Success rate of pediatric hip surgery

Success rate of pediatric hip surgery

As newborns grow up gradually after birth and learn to walk, some children are prone to incorrect walking posture or walking with their feet tilted. This is because the child's hip joint is not well developed or there is a problem with the child's hip joint. Hip surgery is a therapeutic operation that needs to be done as early as possible. Generally, the success rate of hip surgery for children is very high, which depends on their own situation.

What is the success rate of pediatric hip surgery?

Congenital hip dislocation has a general incidence rate of about 0.3% in the north, with more girls than boys and more left sides than right sides. For children with congenital hip dislocation, the earlier the treatment, the better the recovery. If the treatment is not timely, it will cause disability. Careless parents usually don't notice anything abnormal until their children start to learn to walk.

For example: the child walks with a limp; or sways from side to side like a duck; when standing, the child's waist protrudes forward particularly obviously. These may all be signs of a dislocated hip. Some parents lack common sense and may think that these are normal movements when children just learn to walk, or they may regard them as problems such as bow legs and O-legs, which can easily delay treatment.

The earliest symptom of hip dislocation is restricted abduction and external rotation of the hip. Let the child lie flat on the bed, bend his knees to 90 degrees, and then slowly abduct the hip. Do not lie flat on the bed. It is recommended that children undergo a simple "frog test" examination after birth, that is, flex the child's knees and hips, and spread the hip joint outward. If the expansion is smooth, it is normal, otherwise further examination is needed.

In addition, you can also observe whether the child's buttocks and thigh lines are symmetrical. If they are not symmetrical, you can go to the hospital for further examination by an orthopedic doctor. When changing your child's diapers, pay attention to whether there is any popping or abnormal movement in the child's hip joint. If so, take him to the hospital for another check-up by an orthopedic surgeon so that early diagnosis and treatment can be achieved.

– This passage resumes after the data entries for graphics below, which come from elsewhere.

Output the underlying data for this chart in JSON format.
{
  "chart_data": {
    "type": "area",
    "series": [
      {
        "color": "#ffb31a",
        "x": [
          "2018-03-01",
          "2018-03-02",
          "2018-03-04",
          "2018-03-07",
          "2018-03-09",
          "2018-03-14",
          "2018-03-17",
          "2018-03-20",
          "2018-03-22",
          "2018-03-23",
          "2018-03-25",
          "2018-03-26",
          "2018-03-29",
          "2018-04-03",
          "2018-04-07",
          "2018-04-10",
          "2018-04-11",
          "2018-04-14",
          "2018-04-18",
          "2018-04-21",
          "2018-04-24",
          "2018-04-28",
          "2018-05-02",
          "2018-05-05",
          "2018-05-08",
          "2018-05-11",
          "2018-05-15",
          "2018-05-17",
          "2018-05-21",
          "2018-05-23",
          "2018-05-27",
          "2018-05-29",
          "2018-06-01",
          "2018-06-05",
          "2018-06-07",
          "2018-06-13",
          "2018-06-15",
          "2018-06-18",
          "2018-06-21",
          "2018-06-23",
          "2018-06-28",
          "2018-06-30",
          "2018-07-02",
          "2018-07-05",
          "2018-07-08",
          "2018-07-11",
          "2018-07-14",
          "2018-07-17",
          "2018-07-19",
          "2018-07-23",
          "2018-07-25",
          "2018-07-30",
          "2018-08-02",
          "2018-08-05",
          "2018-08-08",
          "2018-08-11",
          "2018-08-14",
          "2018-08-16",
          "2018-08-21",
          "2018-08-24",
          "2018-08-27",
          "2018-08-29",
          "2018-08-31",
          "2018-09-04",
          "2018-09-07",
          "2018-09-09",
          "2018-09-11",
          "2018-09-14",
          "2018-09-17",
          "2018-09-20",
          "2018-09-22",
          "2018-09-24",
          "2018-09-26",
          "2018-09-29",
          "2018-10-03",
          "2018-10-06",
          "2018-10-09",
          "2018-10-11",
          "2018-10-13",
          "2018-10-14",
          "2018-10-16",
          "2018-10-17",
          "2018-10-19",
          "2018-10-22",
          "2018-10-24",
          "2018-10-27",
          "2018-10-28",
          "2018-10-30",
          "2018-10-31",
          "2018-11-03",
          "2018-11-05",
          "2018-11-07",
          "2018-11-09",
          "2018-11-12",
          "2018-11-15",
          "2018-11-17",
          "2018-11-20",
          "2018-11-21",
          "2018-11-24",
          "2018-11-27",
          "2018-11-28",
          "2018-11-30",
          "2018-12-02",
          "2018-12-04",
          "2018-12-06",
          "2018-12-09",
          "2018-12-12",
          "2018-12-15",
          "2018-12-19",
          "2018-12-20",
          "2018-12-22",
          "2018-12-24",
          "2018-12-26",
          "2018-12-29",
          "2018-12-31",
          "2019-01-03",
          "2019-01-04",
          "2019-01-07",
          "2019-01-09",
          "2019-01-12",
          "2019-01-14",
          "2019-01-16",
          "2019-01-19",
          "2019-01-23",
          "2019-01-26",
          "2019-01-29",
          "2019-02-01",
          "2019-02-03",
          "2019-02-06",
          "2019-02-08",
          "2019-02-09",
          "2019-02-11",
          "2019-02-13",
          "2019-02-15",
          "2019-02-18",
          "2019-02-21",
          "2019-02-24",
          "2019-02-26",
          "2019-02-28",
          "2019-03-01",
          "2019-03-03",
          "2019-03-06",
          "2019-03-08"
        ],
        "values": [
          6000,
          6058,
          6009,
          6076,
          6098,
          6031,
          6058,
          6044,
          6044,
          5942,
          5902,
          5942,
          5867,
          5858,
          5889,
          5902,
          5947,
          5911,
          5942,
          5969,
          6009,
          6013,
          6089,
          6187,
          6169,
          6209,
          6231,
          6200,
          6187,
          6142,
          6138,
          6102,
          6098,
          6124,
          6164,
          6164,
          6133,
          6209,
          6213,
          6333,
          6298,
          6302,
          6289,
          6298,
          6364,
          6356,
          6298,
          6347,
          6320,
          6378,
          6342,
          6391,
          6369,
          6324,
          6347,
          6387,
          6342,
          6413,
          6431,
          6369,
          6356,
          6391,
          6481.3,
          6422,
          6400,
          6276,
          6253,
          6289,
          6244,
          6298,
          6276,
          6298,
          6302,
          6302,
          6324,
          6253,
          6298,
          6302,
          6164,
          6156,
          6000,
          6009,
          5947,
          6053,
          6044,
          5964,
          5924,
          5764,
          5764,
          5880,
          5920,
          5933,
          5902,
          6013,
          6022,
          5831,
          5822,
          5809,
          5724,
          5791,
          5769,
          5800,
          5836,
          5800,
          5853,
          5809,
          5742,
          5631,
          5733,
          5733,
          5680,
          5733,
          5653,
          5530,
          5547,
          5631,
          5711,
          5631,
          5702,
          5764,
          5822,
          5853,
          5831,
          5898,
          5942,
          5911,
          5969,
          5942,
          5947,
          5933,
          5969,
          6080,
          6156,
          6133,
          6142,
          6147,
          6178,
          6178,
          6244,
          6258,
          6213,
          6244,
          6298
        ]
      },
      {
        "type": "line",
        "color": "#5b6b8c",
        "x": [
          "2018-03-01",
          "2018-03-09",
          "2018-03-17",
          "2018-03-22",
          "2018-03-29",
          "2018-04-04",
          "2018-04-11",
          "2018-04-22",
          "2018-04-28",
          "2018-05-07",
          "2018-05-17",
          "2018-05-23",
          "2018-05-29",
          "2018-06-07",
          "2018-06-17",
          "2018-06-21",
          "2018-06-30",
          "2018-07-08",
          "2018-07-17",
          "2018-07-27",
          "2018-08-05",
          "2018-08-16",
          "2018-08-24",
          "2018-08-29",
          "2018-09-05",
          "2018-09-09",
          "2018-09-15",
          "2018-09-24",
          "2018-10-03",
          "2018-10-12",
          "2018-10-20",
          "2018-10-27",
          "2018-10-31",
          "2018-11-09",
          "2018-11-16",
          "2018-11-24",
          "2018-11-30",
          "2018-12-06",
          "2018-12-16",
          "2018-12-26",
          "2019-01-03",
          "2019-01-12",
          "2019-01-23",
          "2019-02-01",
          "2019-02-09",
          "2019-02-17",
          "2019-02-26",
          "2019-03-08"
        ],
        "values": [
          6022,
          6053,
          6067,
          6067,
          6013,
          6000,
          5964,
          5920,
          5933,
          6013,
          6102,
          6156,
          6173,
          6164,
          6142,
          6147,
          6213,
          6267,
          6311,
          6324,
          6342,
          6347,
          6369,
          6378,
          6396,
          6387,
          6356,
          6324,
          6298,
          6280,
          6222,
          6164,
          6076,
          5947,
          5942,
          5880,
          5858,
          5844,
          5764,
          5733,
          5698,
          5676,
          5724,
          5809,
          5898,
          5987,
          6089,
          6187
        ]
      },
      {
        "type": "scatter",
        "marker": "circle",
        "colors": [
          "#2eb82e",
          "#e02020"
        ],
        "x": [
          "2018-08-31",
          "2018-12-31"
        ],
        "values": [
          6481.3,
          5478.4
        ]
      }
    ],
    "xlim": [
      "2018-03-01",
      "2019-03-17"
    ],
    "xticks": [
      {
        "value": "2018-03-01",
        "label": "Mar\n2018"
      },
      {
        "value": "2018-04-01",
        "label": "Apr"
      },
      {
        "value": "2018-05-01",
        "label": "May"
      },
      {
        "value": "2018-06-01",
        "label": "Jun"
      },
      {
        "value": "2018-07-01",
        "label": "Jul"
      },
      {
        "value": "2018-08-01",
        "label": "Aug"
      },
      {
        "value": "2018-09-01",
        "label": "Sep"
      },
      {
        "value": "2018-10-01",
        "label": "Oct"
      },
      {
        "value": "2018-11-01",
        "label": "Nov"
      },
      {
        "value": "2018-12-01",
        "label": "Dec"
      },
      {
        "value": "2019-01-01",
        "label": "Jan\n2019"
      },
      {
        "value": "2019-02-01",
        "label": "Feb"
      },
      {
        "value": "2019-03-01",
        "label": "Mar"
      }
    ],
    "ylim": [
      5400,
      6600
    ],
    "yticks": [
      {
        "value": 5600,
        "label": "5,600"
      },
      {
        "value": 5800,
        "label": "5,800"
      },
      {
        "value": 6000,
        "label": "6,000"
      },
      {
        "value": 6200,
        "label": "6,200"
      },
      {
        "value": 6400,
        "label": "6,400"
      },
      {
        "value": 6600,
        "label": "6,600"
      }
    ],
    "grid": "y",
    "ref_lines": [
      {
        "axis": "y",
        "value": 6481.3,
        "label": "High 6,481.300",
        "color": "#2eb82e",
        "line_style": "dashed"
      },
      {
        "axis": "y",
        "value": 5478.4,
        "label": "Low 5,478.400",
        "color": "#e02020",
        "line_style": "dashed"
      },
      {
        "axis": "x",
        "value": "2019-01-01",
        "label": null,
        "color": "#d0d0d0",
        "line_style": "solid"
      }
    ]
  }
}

The earlier hip dislocation is treated, the better. Treatment is simplest and most effective for infants under 2 months old, and they can completely recover to normal. Children between 3 months and 1 year old can also achieve ideal results through reduction and fixation.

Children aged 1-3 years old have been dislocated for a long time and the soft tissue around the hip joint has varying degrees of contracture. Therefore, traction is required before reduction, and then reduction can achieve relatively ideal results. For children aged 3 to 8 years old, the dislocation lasts longer, the soft tissue contracture is more serious, and the acetabulum is poorly developed, making manual reduction extremely difficult. Therefore, most of them require surgery to reposition the hip joint. Children over 8 years old are more difficult to treat and the effect will be worse.